In den nächsten Jahren publiziert er weitere Kriminalromane, die seinen Weltruhm mit begründen, etwa Der Verdacht (1953). Herausragend ist dabei Das Versprechen (1958). Für Rüedi ist das Buch, in dem ein pensionierter Kommissar einen von seiner Ehefrau traumatisierten Mädchenmörder sucht, der seine Opfer mit Schokolade anlockt, ein „Meisterwerk über den Zufall.“ Der Stoff wird noch im Erscheinungsjahr unter dem Titel Es geschah am helllichten Tag mit Heinz Rühmann in der Rolle des Kommissars Matthäi und Gert Fröbe als Triebtäter Schrott verfilmt; Sean Penn dreht 2001 mit Jack Nicholson als Kommissar ein vielbeachtetes Remake.
Dürrenmatt schrieb unermüdlich weiter: Frank der Fünfte (1959), Der Meteor (1966), unternahm Reisen nach London, Mailand, Paris und Stockholm und erhielt zahlreiche Preise. So den „Hörspielpreis der Kriegsblinden“ für Die Panne (1957), den „Prix Italia“ für das Hörspiel Abendstunde im Spätherbst (1958) und den Preis der Schillerstiftung . 1968 hält Dürrenmatt den „Monstervortrag über Gerechtigkeit und Recht” in Mainz, im selben Jahr bekommt er den Grillparzer-Preis. 1973 scheiterte Friedrich Dürrenmatt spektakulär. Für sein Stück „Der Mitmacher“ gab es am Zürcher Schauspielhaus Buhrufe statt Applaus. Mit dieser Niederlage begann für Dürrenmatt eine langsame Abkehr vom Theater und eine komplette Hinwendung zur Prosa.

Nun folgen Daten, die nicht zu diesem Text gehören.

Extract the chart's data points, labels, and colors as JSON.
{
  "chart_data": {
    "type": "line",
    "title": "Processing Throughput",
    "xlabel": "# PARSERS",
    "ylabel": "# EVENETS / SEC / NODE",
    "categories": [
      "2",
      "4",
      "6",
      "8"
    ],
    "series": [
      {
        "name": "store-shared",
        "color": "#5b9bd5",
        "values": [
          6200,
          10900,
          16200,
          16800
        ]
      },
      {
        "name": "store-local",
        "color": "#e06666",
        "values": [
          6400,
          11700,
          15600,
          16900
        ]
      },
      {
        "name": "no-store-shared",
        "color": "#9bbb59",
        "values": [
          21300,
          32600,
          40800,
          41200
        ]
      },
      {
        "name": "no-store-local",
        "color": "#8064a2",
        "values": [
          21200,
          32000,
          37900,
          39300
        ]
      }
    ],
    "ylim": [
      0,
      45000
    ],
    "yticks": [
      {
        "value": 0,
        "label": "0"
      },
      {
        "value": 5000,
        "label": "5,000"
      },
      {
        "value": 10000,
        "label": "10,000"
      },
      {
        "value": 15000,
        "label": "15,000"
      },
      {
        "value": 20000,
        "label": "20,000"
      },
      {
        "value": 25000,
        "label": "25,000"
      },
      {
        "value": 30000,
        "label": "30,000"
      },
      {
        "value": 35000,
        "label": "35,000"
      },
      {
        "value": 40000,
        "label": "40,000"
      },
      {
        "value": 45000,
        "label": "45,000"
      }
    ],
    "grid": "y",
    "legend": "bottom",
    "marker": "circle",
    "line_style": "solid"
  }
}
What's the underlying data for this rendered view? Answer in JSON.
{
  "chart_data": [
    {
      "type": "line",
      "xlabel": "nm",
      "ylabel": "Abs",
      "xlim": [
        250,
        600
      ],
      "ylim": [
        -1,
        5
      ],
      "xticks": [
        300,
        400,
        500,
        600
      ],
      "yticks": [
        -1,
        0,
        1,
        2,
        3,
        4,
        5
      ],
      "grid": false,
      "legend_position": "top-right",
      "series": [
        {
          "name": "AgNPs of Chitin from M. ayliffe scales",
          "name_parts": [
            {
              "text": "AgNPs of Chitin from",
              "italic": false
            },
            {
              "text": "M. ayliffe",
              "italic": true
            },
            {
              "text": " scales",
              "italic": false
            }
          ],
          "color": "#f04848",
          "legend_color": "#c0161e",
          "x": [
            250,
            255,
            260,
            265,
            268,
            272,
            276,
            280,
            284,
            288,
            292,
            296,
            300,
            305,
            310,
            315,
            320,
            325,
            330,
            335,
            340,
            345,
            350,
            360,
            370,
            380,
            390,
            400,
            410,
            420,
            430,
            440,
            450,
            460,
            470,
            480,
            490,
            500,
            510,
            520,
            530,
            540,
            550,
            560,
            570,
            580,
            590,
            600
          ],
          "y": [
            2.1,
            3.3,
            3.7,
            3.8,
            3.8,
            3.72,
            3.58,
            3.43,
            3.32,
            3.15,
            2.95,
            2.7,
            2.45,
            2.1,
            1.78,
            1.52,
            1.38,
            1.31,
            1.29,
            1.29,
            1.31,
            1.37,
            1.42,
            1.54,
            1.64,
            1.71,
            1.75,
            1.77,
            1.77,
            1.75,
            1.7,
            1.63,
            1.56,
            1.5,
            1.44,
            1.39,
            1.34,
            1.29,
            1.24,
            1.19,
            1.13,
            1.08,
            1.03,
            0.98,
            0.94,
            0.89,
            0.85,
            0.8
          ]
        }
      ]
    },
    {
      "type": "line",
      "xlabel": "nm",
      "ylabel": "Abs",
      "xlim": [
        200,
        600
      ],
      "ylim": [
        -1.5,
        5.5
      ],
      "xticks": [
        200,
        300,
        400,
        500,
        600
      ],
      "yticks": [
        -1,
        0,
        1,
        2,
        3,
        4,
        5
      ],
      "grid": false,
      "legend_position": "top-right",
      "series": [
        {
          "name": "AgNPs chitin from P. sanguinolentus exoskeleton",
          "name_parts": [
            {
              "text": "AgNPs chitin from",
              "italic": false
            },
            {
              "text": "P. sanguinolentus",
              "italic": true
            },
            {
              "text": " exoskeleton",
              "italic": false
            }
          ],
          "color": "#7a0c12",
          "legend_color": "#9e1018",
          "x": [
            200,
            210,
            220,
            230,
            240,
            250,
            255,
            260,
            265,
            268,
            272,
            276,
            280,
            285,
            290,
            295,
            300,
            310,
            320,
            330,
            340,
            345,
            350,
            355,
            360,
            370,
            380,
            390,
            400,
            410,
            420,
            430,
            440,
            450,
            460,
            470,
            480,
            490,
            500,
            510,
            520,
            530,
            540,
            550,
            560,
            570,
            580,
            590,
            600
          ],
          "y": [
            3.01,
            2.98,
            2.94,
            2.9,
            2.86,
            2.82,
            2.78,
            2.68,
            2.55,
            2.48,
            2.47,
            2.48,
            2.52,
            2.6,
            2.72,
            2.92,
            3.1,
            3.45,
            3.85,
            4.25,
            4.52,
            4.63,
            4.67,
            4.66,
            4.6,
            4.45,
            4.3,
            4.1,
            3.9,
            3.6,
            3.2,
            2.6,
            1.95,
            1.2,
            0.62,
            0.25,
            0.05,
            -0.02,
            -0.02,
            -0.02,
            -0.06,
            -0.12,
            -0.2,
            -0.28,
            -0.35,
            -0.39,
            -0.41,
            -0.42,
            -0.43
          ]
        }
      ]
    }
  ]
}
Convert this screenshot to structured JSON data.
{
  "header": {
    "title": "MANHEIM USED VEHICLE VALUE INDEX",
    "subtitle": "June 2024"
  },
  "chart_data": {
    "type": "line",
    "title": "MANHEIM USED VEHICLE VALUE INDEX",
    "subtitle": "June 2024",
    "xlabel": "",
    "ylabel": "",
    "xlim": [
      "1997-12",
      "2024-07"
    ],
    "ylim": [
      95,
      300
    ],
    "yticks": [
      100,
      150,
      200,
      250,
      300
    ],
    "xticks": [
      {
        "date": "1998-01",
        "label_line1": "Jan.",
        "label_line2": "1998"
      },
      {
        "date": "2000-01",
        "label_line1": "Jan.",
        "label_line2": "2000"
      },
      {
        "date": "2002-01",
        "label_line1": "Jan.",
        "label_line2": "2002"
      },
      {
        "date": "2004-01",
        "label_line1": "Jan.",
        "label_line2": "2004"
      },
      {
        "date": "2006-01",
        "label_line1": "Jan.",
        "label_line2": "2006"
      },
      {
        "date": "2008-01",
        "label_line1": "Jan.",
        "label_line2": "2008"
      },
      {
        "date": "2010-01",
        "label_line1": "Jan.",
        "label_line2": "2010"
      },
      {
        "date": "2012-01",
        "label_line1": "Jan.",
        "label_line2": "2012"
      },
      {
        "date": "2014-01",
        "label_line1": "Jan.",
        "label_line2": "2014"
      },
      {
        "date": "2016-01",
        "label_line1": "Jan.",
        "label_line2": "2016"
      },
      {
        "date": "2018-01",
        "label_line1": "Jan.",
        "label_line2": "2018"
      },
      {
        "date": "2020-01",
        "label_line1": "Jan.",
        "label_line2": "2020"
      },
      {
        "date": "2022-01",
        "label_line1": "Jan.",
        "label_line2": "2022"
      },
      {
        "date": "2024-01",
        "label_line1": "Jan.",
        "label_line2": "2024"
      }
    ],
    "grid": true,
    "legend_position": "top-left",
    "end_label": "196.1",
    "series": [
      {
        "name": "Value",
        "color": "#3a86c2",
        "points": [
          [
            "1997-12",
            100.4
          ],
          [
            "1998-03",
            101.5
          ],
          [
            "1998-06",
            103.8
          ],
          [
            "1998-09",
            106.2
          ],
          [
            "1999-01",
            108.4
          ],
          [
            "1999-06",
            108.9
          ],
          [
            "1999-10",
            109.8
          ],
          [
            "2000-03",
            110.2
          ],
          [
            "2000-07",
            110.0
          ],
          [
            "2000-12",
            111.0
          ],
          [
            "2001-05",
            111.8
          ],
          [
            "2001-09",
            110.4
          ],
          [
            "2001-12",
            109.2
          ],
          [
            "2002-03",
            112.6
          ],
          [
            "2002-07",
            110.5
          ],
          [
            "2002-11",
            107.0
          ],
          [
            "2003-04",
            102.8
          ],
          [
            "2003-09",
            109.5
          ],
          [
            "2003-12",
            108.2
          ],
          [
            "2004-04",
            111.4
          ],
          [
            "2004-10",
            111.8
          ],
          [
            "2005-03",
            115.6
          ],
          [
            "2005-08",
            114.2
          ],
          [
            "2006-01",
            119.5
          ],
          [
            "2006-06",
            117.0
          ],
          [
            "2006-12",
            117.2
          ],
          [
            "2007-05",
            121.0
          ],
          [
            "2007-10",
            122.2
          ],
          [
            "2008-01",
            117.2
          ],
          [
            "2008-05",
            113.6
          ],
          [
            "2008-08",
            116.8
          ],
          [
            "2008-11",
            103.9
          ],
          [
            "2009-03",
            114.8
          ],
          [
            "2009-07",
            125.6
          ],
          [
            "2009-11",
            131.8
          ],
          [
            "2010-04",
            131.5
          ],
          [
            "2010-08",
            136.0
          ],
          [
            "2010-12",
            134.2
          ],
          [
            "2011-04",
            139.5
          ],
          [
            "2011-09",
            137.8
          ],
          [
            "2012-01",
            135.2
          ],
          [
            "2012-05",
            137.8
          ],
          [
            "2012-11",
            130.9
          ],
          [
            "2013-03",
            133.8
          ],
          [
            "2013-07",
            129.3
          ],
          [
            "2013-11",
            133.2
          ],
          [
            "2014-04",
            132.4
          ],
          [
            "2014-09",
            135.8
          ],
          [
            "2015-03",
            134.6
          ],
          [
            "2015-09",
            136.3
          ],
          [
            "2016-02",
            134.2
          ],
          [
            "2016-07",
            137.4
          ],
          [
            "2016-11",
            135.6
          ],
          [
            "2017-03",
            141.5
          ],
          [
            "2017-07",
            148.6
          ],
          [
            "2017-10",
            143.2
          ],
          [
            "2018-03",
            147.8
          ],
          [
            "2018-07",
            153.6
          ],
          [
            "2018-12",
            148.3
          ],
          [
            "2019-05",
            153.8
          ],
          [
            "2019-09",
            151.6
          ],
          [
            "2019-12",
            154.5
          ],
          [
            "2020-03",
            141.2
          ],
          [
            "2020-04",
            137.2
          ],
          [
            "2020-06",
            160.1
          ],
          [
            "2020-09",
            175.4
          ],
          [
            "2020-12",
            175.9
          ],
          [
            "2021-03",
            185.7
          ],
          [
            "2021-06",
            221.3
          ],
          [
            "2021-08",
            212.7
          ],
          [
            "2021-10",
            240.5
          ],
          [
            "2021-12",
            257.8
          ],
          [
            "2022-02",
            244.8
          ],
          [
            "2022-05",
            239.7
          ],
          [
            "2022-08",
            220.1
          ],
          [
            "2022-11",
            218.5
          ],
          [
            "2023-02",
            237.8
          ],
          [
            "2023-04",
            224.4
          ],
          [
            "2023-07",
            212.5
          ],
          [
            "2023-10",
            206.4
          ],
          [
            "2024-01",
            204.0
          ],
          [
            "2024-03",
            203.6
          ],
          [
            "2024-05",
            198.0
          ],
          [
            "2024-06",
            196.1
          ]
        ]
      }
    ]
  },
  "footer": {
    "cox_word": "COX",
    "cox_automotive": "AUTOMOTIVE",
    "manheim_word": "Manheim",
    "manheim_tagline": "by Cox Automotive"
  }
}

Er beginnt mit der Arbeit an den Stoffen und versucht eine umfassende Darstellung der Geschichte seiner Schriftstellerei zu schaffen – ein Werk, das sich keiner gängigen Literaturgattung zuordnen lässt: Teils Autobiografie, teils Erzählung, teils philosophische Reflexion. Es entstehen die Stoffe I – III (Labyrinth) und IV – IX (Turmbau). An dem Projekt arbeitet Dürrenmatt bis zu seinem Tod. Weitere erwähnenswerte Werke sind unter anderem Ein Engel kommt nach Babylon (1954), Herkules und der Stall des Augias (1954), Die Panne (1956), Frank der Fünfte. Oper einer Privatbank (1960), Der Mitmacher (1976), Durcheinandertal (1989) oder Midas oder die Schwarze Leinwand (1991).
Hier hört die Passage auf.